As for the rest of the OWASP Top Ten list, we still have some work to do to more fully incorporate it into the SDL. Why is this? The nature of the Web application security space is that it changes very rapidly. Three of the top ten items (#3: malicious file execution, #5: cross-site request forgery, and #9: insecure communications) are new items that didn’t appear on the previous list. And items that were on the previous list were removed from this list – in fact, even the previous #1 most important issue (unvalidated input) does not appear in the current top ten (perhaps because it was deemed to be too generic). It’s possible that some security researcher will drop an 0-day at Black Hat, or Toorcon, or some other security conference that will completely change the vulnerability landscape and be next year’s new #1 top vuln.
Furthermore, it’s not just that Web vulnerabilities are churned out in record time, but Web applications are too. Web apps don’t have two- or three-year long release cycles like box products. They have two- or three-week long release cycles. This presents something of a dilemma from a security standpoint. We can’t and won’t allow our software to be released with known security vulnerabilities, but we also need to allow teams to spend the grand majority of their time implementing new features. In order to reconcile these requirements, we need to continue to adapt the SDL to the needs of lightweight, agile development teams.

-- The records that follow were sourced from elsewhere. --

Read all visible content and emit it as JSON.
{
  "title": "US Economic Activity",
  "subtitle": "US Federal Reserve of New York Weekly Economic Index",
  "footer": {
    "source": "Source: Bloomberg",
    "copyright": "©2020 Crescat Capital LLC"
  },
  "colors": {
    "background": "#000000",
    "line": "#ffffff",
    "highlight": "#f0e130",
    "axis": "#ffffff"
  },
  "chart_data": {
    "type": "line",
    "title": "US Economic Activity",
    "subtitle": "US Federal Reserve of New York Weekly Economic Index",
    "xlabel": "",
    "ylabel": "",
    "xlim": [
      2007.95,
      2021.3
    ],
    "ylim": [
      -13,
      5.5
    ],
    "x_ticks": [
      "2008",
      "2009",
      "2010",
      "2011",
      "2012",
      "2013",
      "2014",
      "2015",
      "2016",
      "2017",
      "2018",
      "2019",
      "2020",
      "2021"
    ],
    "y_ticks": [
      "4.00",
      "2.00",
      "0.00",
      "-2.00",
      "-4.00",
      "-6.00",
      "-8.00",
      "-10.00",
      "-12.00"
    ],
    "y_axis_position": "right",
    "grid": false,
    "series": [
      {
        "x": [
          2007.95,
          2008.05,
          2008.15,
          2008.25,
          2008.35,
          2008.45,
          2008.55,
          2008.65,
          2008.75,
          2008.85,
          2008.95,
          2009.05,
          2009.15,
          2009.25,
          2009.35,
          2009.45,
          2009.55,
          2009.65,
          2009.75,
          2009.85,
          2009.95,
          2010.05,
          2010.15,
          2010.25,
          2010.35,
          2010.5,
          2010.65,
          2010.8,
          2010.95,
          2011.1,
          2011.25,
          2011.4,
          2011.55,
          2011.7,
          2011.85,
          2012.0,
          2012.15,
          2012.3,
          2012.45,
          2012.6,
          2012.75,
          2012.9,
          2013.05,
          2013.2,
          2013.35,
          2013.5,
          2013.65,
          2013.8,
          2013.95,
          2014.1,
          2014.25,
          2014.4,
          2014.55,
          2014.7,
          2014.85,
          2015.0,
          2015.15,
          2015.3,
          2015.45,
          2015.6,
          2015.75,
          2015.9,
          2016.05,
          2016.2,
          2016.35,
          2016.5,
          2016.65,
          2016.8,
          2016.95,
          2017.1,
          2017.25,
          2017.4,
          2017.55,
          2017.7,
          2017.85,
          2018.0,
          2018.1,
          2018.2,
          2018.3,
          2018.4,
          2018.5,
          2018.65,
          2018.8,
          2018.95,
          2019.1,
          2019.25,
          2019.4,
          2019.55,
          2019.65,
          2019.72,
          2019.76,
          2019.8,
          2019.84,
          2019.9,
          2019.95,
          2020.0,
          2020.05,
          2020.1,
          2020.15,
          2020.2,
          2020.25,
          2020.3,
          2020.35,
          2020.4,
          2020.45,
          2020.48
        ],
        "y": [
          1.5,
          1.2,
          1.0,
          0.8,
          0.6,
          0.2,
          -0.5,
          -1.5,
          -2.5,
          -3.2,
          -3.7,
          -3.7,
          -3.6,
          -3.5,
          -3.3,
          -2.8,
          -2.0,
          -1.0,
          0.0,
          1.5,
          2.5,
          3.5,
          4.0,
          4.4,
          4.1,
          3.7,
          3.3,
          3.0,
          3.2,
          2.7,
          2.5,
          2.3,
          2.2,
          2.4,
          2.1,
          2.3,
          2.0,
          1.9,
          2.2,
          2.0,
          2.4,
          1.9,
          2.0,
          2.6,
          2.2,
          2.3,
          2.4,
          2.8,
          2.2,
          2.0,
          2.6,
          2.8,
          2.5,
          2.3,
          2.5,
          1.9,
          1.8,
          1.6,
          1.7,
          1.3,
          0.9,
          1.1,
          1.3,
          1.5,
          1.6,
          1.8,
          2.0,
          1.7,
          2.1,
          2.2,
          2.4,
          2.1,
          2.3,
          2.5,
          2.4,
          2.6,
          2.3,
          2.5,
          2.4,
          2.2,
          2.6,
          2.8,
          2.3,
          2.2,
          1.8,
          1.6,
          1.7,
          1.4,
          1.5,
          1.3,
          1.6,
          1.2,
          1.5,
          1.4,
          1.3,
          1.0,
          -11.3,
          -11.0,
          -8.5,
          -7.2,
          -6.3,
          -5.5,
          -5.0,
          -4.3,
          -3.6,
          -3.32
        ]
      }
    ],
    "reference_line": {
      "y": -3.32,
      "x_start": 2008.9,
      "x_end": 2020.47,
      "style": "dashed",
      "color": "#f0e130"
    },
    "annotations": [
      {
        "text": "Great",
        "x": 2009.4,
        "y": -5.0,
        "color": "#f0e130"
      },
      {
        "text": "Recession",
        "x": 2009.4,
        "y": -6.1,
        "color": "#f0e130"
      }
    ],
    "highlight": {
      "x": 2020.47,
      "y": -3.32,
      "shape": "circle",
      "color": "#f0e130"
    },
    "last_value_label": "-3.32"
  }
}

I’m currently working with Michael and several other people in teams across the company (including Online Services Security & Compliance, ACE, and SWI) to make these changes in the SDL, to fine-tune it so that it works even better for online services and other short-release-cycle products than it does already. We definitely have our work cut out for us! I hope to be able to share some of the details of our process changes, and some success stories, with you here later this summer.